理解异步编程
异步 ≠ 多线程。异步的核心是事件循环(Event Loop),通过任务切换实现并发,避免阻塞等待 I/O 的 CPU 空转。
1. async/await 基础
import asyncio
async def fetch_data(url: str) -> str:
"""模拟异步 I/O 操作"""
print(f"Fetching {url}...")
await asyncio.sleep(1) # 模拟网络请求
return f"Data from {url}"
async def main():
# 顺序执行
r1 = await fetch_data("/api/users")
r2 = await fetch_data("/api/posts") # 等 r1 完成后再执行
# 并发执行
r1, r2 = await asyncio.gather(
fetch_data("/api/users"),
fetch_data("/api/posts"),
) # 两个请求同时发出!
asyncio.run(main())
2. 异步爬虫实战
import asyncio
import aiohttp
from bs4 import BeautifulSoup
async def fetch(url: str, session: aiohttp.ClientSession) -> tuple:
try:
async with session.get(url, timeout=10) as resp:
return url, resp.status, await resp.text()
except Exception as e:
return url, None, str(e)
async def crawl_parallel(urls: list[str], concurrency: int = 5):
semaphore = asyncio.Semaphore(concurrency)
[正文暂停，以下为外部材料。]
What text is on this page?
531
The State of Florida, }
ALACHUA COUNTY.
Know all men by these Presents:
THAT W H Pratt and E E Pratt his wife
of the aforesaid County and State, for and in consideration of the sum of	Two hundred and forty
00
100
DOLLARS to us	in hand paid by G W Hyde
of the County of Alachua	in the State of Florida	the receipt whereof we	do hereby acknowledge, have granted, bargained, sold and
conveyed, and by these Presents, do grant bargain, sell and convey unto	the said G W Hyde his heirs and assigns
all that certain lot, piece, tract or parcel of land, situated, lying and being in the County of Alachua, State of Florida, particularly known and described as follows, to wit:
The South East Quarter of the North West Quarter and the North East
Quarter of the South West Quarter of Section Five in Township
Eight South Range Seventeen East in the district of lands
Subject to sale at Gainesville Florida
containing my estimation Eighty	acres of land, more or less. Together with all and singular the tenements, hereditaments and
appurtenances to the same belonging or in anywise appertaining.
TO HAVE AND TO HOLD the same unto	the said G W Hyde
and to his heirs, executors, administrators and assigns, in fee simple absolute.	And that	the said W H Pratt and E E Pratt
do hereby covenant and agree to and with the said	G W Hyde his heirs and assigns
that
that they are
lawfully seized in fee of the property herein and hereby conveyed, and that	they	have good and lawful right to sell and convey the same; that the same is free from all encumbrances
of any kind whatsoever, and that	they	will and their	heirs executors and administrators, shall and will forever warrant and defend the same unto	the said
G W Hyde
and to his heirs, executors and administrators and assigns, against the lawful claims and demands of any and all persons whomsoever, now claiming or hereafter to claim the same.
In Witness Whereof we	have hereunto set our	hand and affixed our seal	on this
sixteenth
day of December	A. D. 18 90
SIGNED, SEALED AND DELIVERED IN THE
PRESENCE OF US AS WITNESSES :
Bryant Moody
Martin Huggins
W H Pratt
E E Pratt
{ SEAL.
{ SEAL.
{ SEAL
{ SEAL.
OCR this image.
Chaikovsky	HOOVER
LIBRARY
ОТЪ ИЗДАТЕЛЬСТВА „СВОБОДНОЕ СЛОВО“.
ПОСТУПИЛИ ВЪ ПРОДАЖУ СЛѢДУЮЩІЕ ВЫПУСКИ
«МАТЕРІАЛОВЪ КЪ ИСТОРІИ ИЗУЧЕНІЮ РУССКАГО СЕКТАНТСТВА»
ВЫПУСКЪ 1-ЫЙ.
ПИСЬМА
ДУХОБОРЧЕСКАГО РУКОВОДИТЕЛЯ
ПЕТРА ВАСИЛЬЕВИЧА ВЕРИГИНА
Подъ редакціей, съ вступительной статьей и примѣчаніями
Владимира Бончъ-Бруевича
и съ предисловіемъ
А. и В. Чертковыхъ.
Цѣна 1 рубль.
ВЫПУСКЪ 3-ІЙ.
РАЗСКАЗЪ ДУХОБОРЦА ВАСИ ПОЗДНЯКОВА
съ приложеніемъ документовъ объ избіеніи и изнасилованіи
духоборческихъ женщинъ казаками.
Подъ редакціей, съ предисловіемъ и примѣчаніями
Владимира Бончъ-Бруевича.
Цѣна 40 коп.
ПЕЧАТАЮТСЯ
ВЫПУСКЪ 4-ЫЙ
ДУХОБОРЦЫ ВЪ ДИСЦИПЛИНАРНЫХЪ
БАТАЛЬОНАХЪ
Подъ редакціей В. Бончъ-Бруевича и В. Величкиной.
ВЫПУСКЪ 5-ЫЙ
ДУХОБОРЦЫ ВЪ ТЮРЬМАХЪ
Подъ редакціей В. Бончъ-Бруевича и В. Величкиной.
async def bounded_fetch(url):
async with semaphore:
return await fetch(url, session)
connector = aiohttp.TCPConnector(limit=concurrency)
async with aiohttp.ClientSession(connector=connector) as session:
tasks = [bounded_fetch(url) for url in urls]
results = await asyncio.gather(*tasks)
for url, status, html in results:
if status == 200:
soup = BeautifulSoup(html, 'html.parser')
title = soup.title.string if soup.title else "No title"
print(f"{url} → {title}")
else:
print(f"{url} → Error: {status}")
# 运行
urls = [f"https://example.com/page/{i}" for i in range(100)]
asyncio.run(crawl_parallel(urls, concurrency=10))
3. 异步上下文管理器
class AsyncDB:
async def __aenter__(self):
self.conn = await create_async_connection()
return self.conn
async def __aexit__(self, *args):
await self.conn.close()
async with AsyncDB() as db:
users = await db.fetch("SELECT * FROM users")
4. asyncio 常见陷阱
| 陷阱 | 正确做法 |
|---|---|
| 在 async 函数中调用 time.sleep() | 使用 await asyncio.sleep() |
| 同步阻塞库(requests) | 使用异步替代(aiohttp) |
| CPU 密集任务在事件循环中 | 用 run_in_executor() 放到线程池 |
| 忘记创建 Session | 复用 aiohttp.ClientSession() |
总结
Python 异步编程的核心是理解事件循环和协程调度。asyncio + aiohttp 组合能让 I/O 密集型任务的吞吐量提升数十倍。